The necessity for shielding means a terrorist dirty bomb may be too heavy to move large distances on a man's back. Vehicles can deal with the weight but they can be herded through choke points. Shipping provides an ideal opportunity to move a large radiological weapon because a seagoing vessel can heft enough shielding to attenuate the radiation signature of the terrorist weapon. There are few chokepoints at sea until the vessel makes harbor and then the wolf will be in the sheepfold.
One is struck by the similarity between the radiation detection strategems now in place and the acoustic detectors used in antisubmarine warfare during the Cold War. Like the passive acoustic detectors of that era, radiation detectors can be deployed in unattended arrays and linked by a network to a central processing computer to permit the localization and prosecution of targets.

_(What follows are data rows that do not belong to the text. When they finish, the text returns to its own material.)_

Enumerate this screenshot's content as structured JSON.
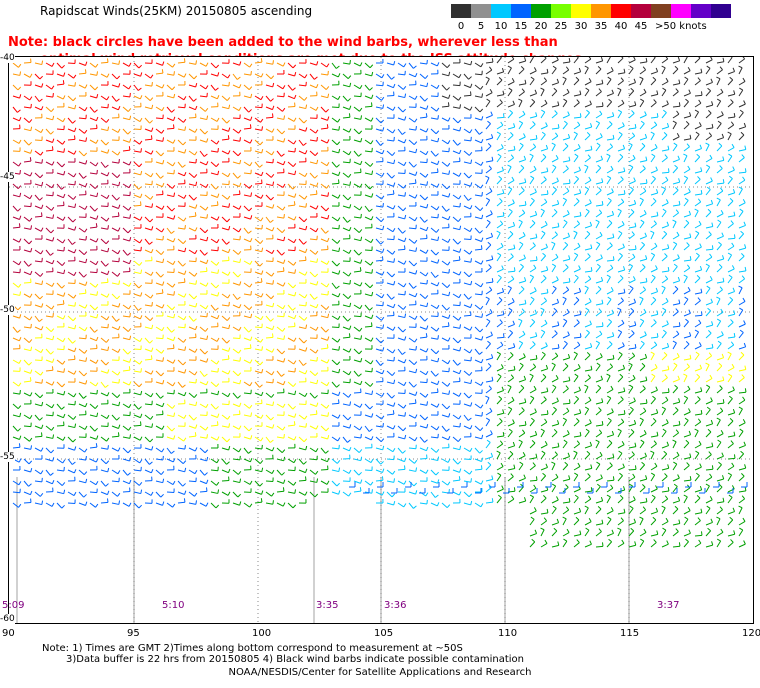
{
  "title": "Rapidscat Winds(25KM) 20150805 ascending",
  "note": {
    "line1": "Note: black circles have been added to the wind barbs, wherever less than",
    "line2": "optimal wind retrieval conditions are met due to the ISS attitude changes."
  },
  "legend": {
    "labels": [
      "0",
      "5",
      "10",
      "15",
      "20",
      "25",
      "30",
      "35",
      "40",
      "45",
      ">50 knots"
    ],
    "colors": [
      "#303030",
      "#909090",
      "#00c8ff",
      "#0064ff",
      "#00a000",
      "#78ff00",
      "#ffff00",
      "#ff9600",
      "#ff0000",
      "#b4003c",
      "#804020",
      "#ff00ff",
      "#6400c8",
      "#300090"
    ]
  },
  "map": {
    "lat_labels": [
      "-40",
      "-45",
      "-50",
      "-55",
      "-60"
    ],
    "lon_labels": [
      "90",
      "95",
      "100",
      "105",
      "110",
      "115",
      "120"
    ],
    "pass_times": [
      "5:09",
      "5:10",
      "3:35",
      "3:36",
      "3:37"
    ]
  },
  "footer": {
    "line1": "Note: 1) Times are GMT 2)Times along bottom correspond to measurement at ~50S",
    "line2": "3)Data buffer is 22 hrs from 20150805 4) Black wind barbs indicate possible contamination",
    "line3": "NOAA/NESDIS/Center for Satellite Applications and Research"
  }
}
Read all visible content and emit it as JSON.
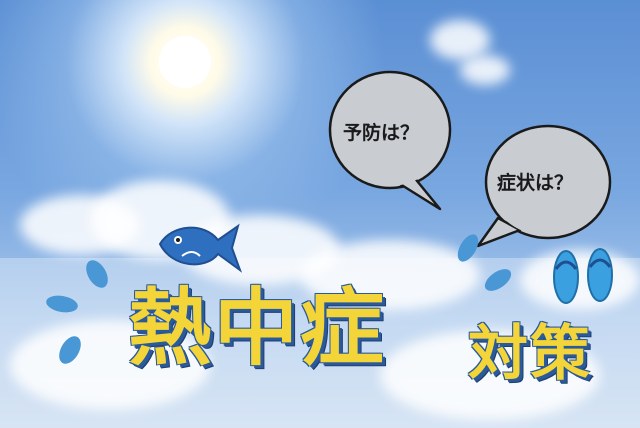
{
  "bubbles": [
    {
      "text": "予防は？"
    },
    {
      "text": "症状は？"
    }
  ],
  "title": {
    "main": "熱中症",
    "sub": "対策"
  },
  "icons": [
    "sun-icon",
    "fish-icon",
    "sandals-icon",
    "sweat-drop-icon"
  ],
  "colors": {
    "title_fill": "#f3d53a",
    "title_outline": "#2a5a9a",
    "fish": "#2f6fc0",
    "sandals": "#3aa0e0",
    "bubble_fill": "#c9cdd1"
  }
}
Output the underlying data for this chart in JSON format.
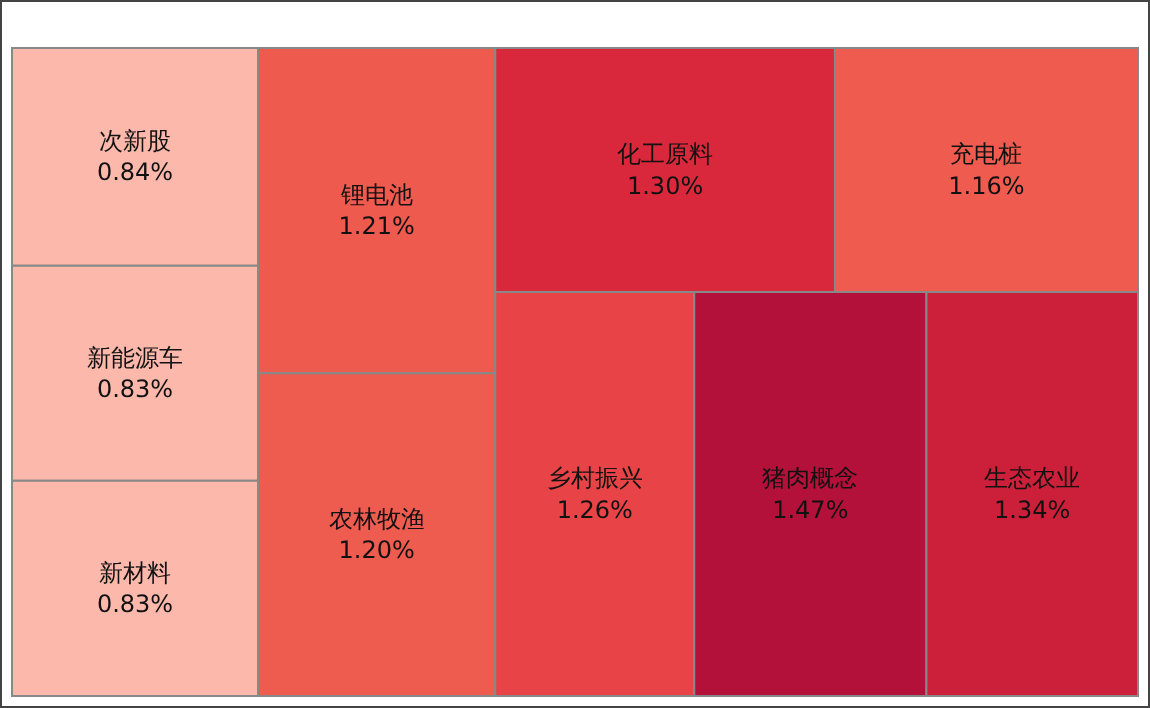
{
  "chart_data": {
    "type": "other",
    "categories": [
      "次新股",
      "新能源车",
      "新材料",
      "锂电池",
      "农林牧渔",
      "化工原料",
      "充电桩",
      "乡村振兴",
      "猪肉概念",
      "生态农业"
    ],
    "values": [
      0.84,
      0.83,
      0.83,
      1.21,
      1.2,
      1.3,
      1.16,
      1.26,
      1.47,
      1.34
    ],
    "value_labels": [
      "0.84%",
      "0.83%",
      "0.83%",
      "1.21%",
      "1.20%",
      "1.30%",
      "1.16%",
      "1.26%",
      "1.47%",
      "1.34%"
    ],
    "colors": [
      "#fbb8ab",
      "#fbb8ab",
      "#fbb8ab",
      "#ef5a4e",
      "#ee5b4f",
      "#d9283c",
      "#ef5b4f",
      "#e84447",
      "#b3103a",
      "#cc1f3a"
    ]
  }
}
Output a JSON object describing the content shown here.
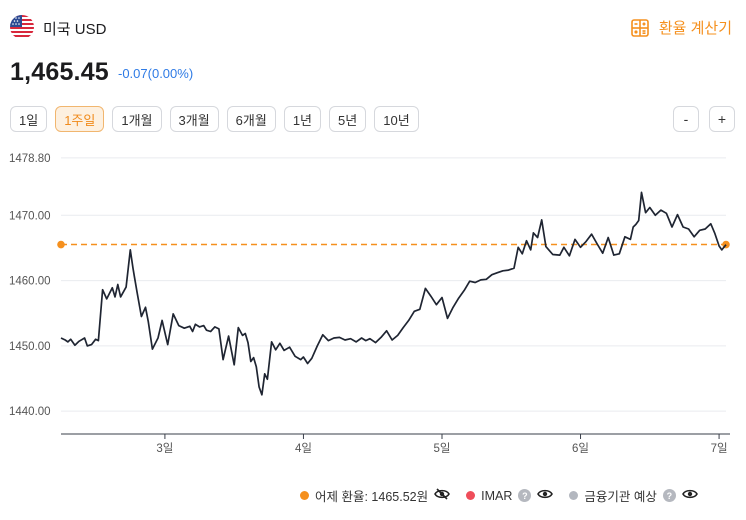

Vans with detectors and even personnel on foot with handheld equipment stand in for the destroyers and helos in the ASW model. The problem is essentially the same: passively detecting a mobile and invisible target against background noise over an entire planet.
One certainty is that any American detection technology breakthroughs will be held a close secret. During the Cold War, the US discovery of ways to process low frequency submarine generated noise led to two decades of overwhelming advantage over Soviet Subs -- the Happy Time. Soviets were tracked at hundreds of miles range, under certain conditions, without even being aware of it, but it was years before the US Navy could fuse sensors, platform and weaponry to assure tactical success. The War on Terror has rightly been compared to epic struggle between America and Soviet tyranny. Settle in for the long watch.